Linda Ronstadt – Western Wall: The Tucson Sessions
Building the Arizona Inn in Tucson kept Isabella Greenway busy for a while after she left Congress. She filled it with furniture bought from an organization she founded to provide work for disabled war veterans. Although she had hundreds of staff in several states, she personally attended to resolving issues arising from its racial diversity. This, mind you, was in the mid-1930s.
Even were Linda Ronstadt not a Tucson native, a cottage at the Arizona Inn would have made a perfect production studio for this joint effort with Emmylou Harris. Like Greenway, the women were trailblazers, carving success from a musical hybrid that has since endured more than 20 years. And like that of the Arizona Inn, Western Wall is stuccoed thick with womanly strength, compassion and grace.
The genre these divas call home is built on songwriting that captures emotion in imagery like spiderwebs in amber. Western Wall is loaded with sublime examples, including two of Harris’ own. “Raise The Dead” borrows biblical references to evoke saints of American music (Hank Williams, Robert Johnson, Sam Cooke, Bill Monroe). “All I Left Behind” inventories the pieces of a shattered heart in trinkets misplaced on “the lost highway.”
Another Harris song, “Sweet Spot”, co-written with Luscious Jackson’s Jill Cunniff, is among several that depict women as sources of strength and succor. Leonard Cohen’s grateful “Sisters Of Mercy” neatly parallels the hauntingly lovely, entirely sympathetic monologue of a whore in David Olney’s “1917”. Kate & Anna McGarrigle contribute harmonies and a blessing sung in Latin for the woman’s kindnesses. Sinead O’Connor’s “This Is To Mother You” delivers movingly on its promise from the wellspring of the instinct.
The strangely beautiful and invasive character of the West is inescapable on this record — notwithstanding Patti Scialfa’s “Valerie”, resurrected from her only release, 1993’s Rumble Doll, with its factories stunningly captured “like fire breathing dragons” from whose “throats a scarlet river burns.” Elsewhere, the songs are strewn with references to Mexico and open skies; the instrumentation consistently haunts, surprises, threatens and breaks like a desert storm.
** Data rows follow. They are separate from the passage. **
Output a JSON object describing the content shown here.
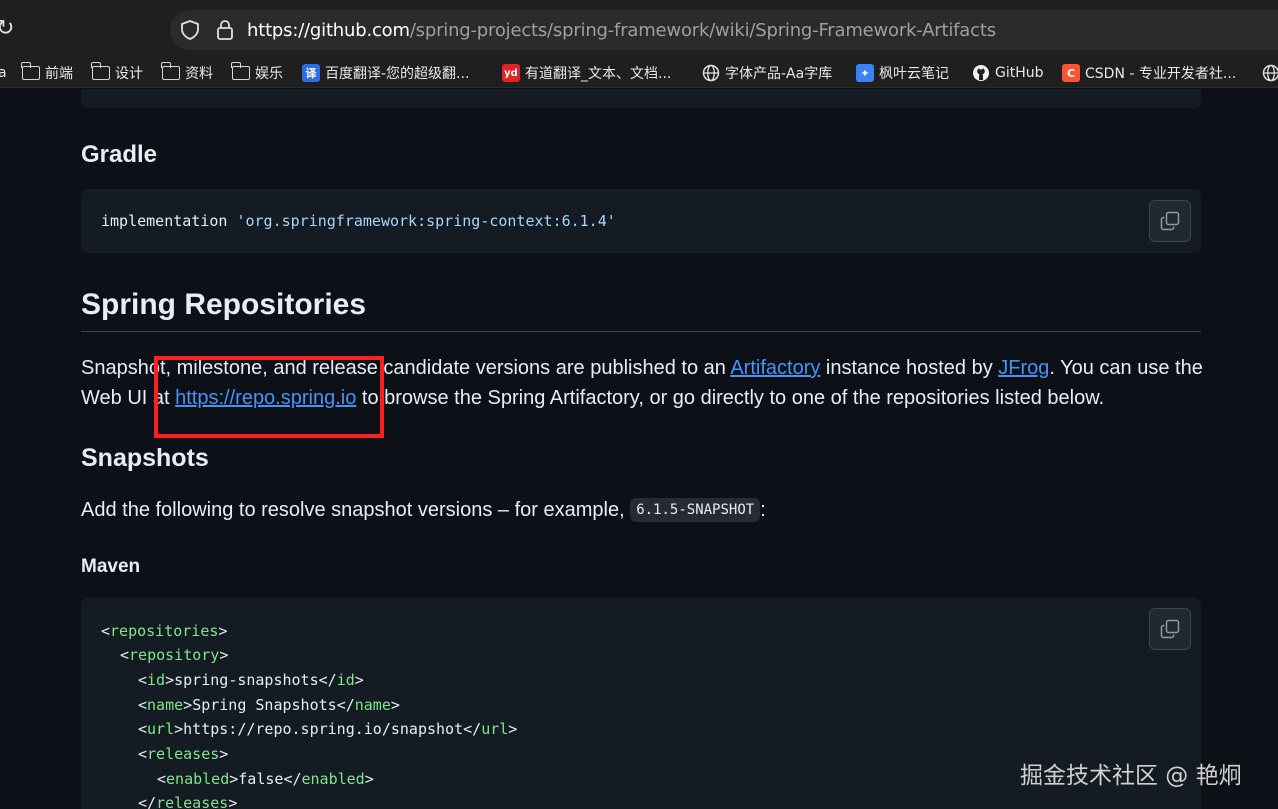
{
  "browser": {
    "url_host": "https://github.com",
    "url_path": "/spring-projects/spring-framework/wiki/Spring-Framework-Artifacts",
    "bookmarks": [
      {
        "label": "a"
      },
      {
        "label": "前端"
      },
      {
        "label": "设计"
      },
      {
        "label": "资料"
      },
      {
        "label": "娱乐"
      },
      {
        "label": "百度翻译-您的超级翻..."
      },
      {
        "label": "有道翻译_文本、文档..."
      },
      {
        "label": "字体产品-Aa字库"
      },
      {
        "label": "枫叶云笔记"
      },
      {
        "label": "GitHub"
      },
      {
        "label": "CSDN - 专业开发者社..."
      }
    ]
  },
  "page": {
    "gradle_heading": "Gradle",
    "gradle_code_kw": "implementation ",
    "gradle_code_str": "'org.springframework:spring-context:6.1.4'",
    "repo_heading": "Spring Repositories",
    "p1_a": "Snapshot, milestone, and release candidate versions are published to an ",
    "p1_link1": "Artifactory",
    "p1_b": " instance hosted by ",
    "p1_link2": "JFrog",
    "p1_c": ". You can use the",
    "p2_a": "Web UI at ",
    "p2_link": "https://repo.spring.io",
    "p2_b": " to browse the Spring Artifactory, or go directly to one of the repositories listed below.",
    "snap_heading": "Snapshots",
    "p3_a": "Add the following to resolve snapshot versions – for example, ",
    "p3_code": "6.1.5-SNAPSHOT",
    "p3_b": ":",
    "maven_heading": "Maven",
    "maven_lines": {
      "l1": "repositories",
      "l2": "repository",
      "l3_tag": "id",
      "l3_val": "spring-snapshots",
      "l4_tag": "name",
      "l4_val": "Spring Snapshots",
      "l5_tag": "url",
      "l5_val": "https://repo.spring.io/snapshot",
      "l6": "releases",
      "l7_tag": "enabled",
      "l7_val": "false",
      "l8": "releases"
    }
  },
  "watermark": "掘金技术社区 @ 艳炯",
  "colors": {
    "background": "#0d1117",
    "code_bg": "#151b23",
    "link": "#4493f8",
    "tag": "#7ee787",
    "string": "#a5d6ff",
    "highlight_box": "#ff1f1f"
  }
}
Ronstadt’s voice transits from burnt adobe alto to gleaming copper mezzo, a contrast and complement to Harris’ fluid, feathered soprano.
Yet the title track, by Rosanne Cash, refers not to the artists’ home region, but to a desert locale half a world away. The Western Wall is that of the second temple in Jerusalem, the holiest site in Judaism. Cash casts God as a woman, but two kings are also represented within the album’s songwriting credits: “For a Dancer” by Jackson Browne, and “Across The Border” by Mr. Scialfa, Bruce Springsteen.